For TV execs, the news comes ahead of the establishment of the Paramount Network, which Viacom president and CEO Bob Bakish has placed at the centre of his plans to turn around the giant media business.
Paramount Television and Digital Entertainment president Amy Powell will form part of an interim leadership that will helm movie studio Paramount while a long-term successor to Grey is found.
Others on the team include Paramount Motion Picture Group president Marc Evans, Paramount COO Andrew Gumpert, worldwide distribution and marketing chief Megan Colligan, and CFO Mark Badagliacca. Bakish will work closely with these execs “to maintain momentum until a new CEO is appointed”.
Before joining Paramount, Grey co-founded Hollywood agency and TV production company Brillstein-Grey Entertainment, which coproduced HBO mob drama The Sopranos and Just Shoot Me for NBC among others. After buying out Bernie Brillstein, the firm became known as Brad Grey Television.
Then at Paramount, he oversaw big-ticket films such as Star Trek, Transformers: Revenge of the Fallen, Shutter Island, Up in the Air and There Will Be Blood.
“Brad has overseen the production and distribution of some of Paramount’s most celebrated hits, and more recently championed the successful relaunch of the studio’s television division,” said Bakish. “We are grateful for his twelve years of extraordinary service and wish him every continued success.”

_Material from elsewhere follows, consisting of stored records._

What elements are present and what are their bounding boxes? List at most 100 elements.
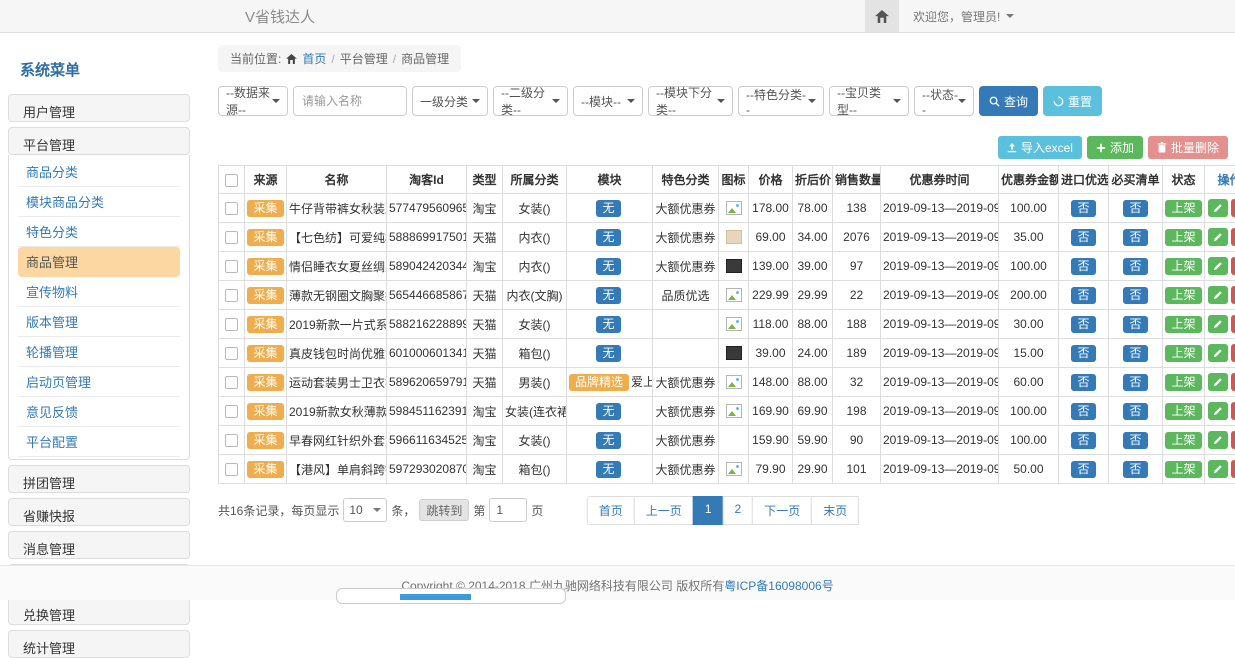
page-button[interactable]: 上一页 <box>634 496 694 525</box>
delete-button[interactable] <box>1231 402 1235 420</box>
status-badge[interactable]: 上架 <box>1165 258 1201 275</box>
filter-status-select[interactable]: --状态-- <box>914 86 974 116</box>
search-button[interactable]: 查询 <box>979 86 1038 116</box>
imported-badge[interactable]: 否 <box>1071 287 1095 304</box>
select-all-checkbox[interactable] <box>225 174 238 187</box>
sidebar-submenu-item[interactable]: 意见反馈 <box>18 397 180 427</box>
edit-button[interactable] <box>1208 373 1228 391</box>
filter-feature-select[interactable]: --特色分类-- <box>738 86 824 116</box>
sidebar-panel[interactable]: 消息管理 <box>8 531 190 559</box>
must-buy-badge[interactable]: 否 <box>1123 258 1147 275</box>
edit-button[interactable] <box>1208 228 1228 246</box>
page-button[interactable]: 1 <box>693 496 724 525</box>
must-buy-badge[interactable]: 否 <box>1123 432 1147 449</box>
status-badge[interactable]: 上架 <box>1165 461 1201 478</box>
row-checkbox[interactable] <box>225 434 238 447</box>
imported-badge[interactable]: 否 <box>1071 345 1095 362</box>
row-checkbox[interactable] <box>225 376 238 389</box>
page-button[interactable]: 末页 <box>811 496 859 525</box>
delete-button[interactable] <box>1231 199 1235 217</box>
user-menu[interactable]: 欢迎您，管理员! <box>913 8 1014 25</box>
must-buy-badge[interactable]: 否 <box>1123 287 1147 304</box>
icp-link[interactable]: 粤ICP备16098006号 <box>724 579 833 593</box>
filter-data-source-select[interactable]: --数据来源-- <box>218 86 288 116</box>
delete-button[interactable] <box>1231 286 1235 304</box>
delete-button[interactable] <box>1231 344 1235 362</box>
sidebar-submenu-item[interactable]: 宣传物料 <box>18 277 180 307</box>
delete-button[interactable] <box>1231 460 1235 478</box>
page-button[interactable]: 首页 <box>587 496 635 525</box>
imported-badge[interactable]: 否 <box>1071 229 1095 246</box>
filter-module-select[interactable]: --模块-- <box>573 86 643 116</box>
row-checkbox[interactable] <box>225 289 238 302</box>
sidebar-panel[interactable]: 兑换管理 <box>8 597 190 625</box>
delete-button[interactable] <box>1231 257 1235 275</box>
page-button[interactable]: 2 <box>723 496 754 525</box>
must-buy-badge[interactable]: 否 <box>1123 316 1147 333</box>
edit-button[interactable] <box>1208 344 1228 362</box>
imported-badge[interactable]: 否 <box>1071 374 1095 391</box>
must-buy-badge[interactable]: 否 <box>1123 403 1147 420</box>
sidebar-submenu-item[interactable]: 启动页管理 <box>18 367 180 397</box>
sidebar-submenu-item[interactable]: 平台配置 <box>18 427 180 457</box>
status-badge[interactable]: 上架 <box>1165 316 1201 333</box>
sidebar-panel[interactable]: 统计管理 <box>8 630 190 658</box>
delete-button[interactable] <box>1231 431 1235 449</box>
status-badge[interactable]: 上架 <box>1165 374 1201 391</box>
edit-button[interactable] <box>1208 315 1228 333</box>
row-checkbox[interactable] <box>225 260 238 273</box>
edit-button[interactable] <box>1208 402 1228 420</box>
add-button[interactable]: 添加 <box>1087 136 1143 159</box>
page-button[interactable]: 下一页 <box>752 496 812 525</box>
must-buy-badge[interactable]: 否 <box>1123 200 1147 217</box>
batch-delete-button[interactable]: 批量删除 <box>1148 136 1228 159</box>
row-checkbox[interactable] <box>225 347 238 360</box>
row-checkbox[interactable] <box>225 405 238 418</box>
imported-badge[interactable]: 否 <box>1071 258 1095 275</box>
name-search-input[interactable] <box>293 86 407 116</box>
row-checkbox[interactable] <box>225 231 238 244</box>
imported-badge[interactable]: 否 <box>1071 316 1095 333</box>
filter-level2-select[interactable]: --二级分类-- <box>493 86 568 116</box>
edit-button[interactable] <box>1208 257 1228 275</box>
sidebar-submenu-item[interactable]: 轮播管理 <box>18 337 180 367</box>
sidebar-submenu-item[interactable]: 版本管理 <box>18 307 180 337</box>
sidebar-panel[interactable]: 省赚快报 <box>8 498 190 526</box>
page-number-input[interactable] <box>489 498 527 522</box>
must-buy-badge[interactable]: 否 <box>1123 229 1147 246</box>
home-button[interactable] <box>865 0 899 32</box>
sidebar-submenu-item[interactable]: 模块商品分类 <box>18 187 180 217</box>
imported-badge[interactable]: 否 <box>1071 461 1095 478</box>
status-badge[interactable]: 上架 <box>1165 200 1201 217</box>
row-checkbox[interactable] <box>225 463 238 476</box>
must-buy-badge[interactable]: 否 <box>1123 461 1147 478</box>
row-checkbox[interactable] <box>225 202 238 215</box>
edit-button[interactable] <box>1208 460 1228 478</box>
breadcrumb-home-link[interactable]: 首页 <box>302 50 326 67</box>
imported-badge[interactable]: 否 <box>1071 403 1095 420</box>
sidebar-panel[interactable]: 拼团管理 <box>8 465 190 493</box>
status-badge[interactable]: 上架 <box>1165 345 1201 362</box>
imported-badge[interactable]: 否 <box>1071 200 1095 217</box>
status-badge[interactable]: 上架 <box>1165 432 1201 449</box>
reset-button[interactable]: 重置 <box>1043 86 1102 116</box>
jump-button[interactable]: 跳转到 <box>419 499 469 521</box>
filter-level1-select[interactable]: 一级分类 <box>412 86 488 116</box>
edit-button[interactable] <box>1208 286 1228 304</box>
sidebar-submenu-item[interactable]: 商品管理 <box>18 247 180 277</box>
filter-module-sub-select[interactable]: --模块下分类-- <box>648 86 733 116</box>
per-page-select[interactable]: 10 <box>343 498 387 522</box>
sidebar-panel[interactable]: 用户管理 <box>8 94 190 122</box>
edit-button[interactable] <box>1208 199 1228 217</box>
must-buy-badge[interactable]: 否 <box>1123 345 1147 362</box>
status-badge[interactable]: 上架 <box>1165 403 1201 420</box>
imported-badge[interactable]: 否 <box>1071 432 1095 449</box>
edit-button[interactable] <box>1208 431 1228 449</box>
must-buy-badge[interactable]: 否 <box>1123 374 1147 391</box>
delete-button[interactable] <box>1231 228 1235 246</box>
sidebar-submenu-item[interactable]: 商品分类 <box>18 157 180 187</box>
status-badge[interactable]: 上架 <box>1165 287 1201 304</box>
sidebar-submenu-item[interactable]: 特色分类 <box>18 217 180 247</box>
delete-button[interactable] <box>1231 373 1235 391</box>
import-excel-button[interactable]: 导入excel <box>998 136 1082 159</box>
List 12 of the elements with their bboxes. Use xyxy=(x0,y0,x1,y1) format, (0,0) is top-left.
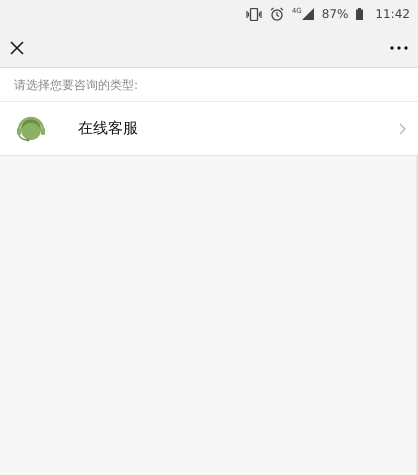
service-list-item[interactable]: 在线客服 xyxy=(0,102,418,156)
more-icon[interactable] xyxy=(390,46,408,50)
close-icon[interactable] xyxy=(10,40,24,54)
alarm-icon xyxy=(270,7,284,21)
vibrate-icon xyxy=(246,8,262,20)
signal-icon xyxy=(302,8,314,20)
headset-agent-icon xyxy=(16,114,46,142)
battery-percent: 87% xyxy=(322,6,348,23)
battery-icon xyxy=(356,8,364,20)
chevron-right-icon xyxy=(399,122,406,134)
prompt-text: 请选择您要咨询的类型: xyxy=(14,76,138,94)
clock-time: 11:42 xyxy=(375,6,410,23)
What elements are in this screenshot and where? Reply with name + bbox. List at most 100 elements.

“It has been my privilege to be a part of Paramount’s storied history, and I am grateful to [Viacom majority shareholder] Sumner Redstone for giving me this opportunity,” said Grey. “I want to wish Shari [Redstone, Viacom deputy chairman], Bob and their entire team the best as they embark on Viacom’s next chapter.”
Grey’s departure comes after Philippe Dauman left his role as CEO and executive chairman of Viacom last year, following a bitter board and courtroom dispute with the Redstones and other shareholders over the future of the company, during which period ratings were down, movies underperformed and the share price tanked.
While new boss Bakish as placed organic renewal of Paramount at the core of his transformation strategy, Dauman had planned to sell a 49% stake in the venerable studio to Chinese investor Dalian Wanda, whose US$1 billion takeover of Dick Clark Productions was this month reported to have collapsed.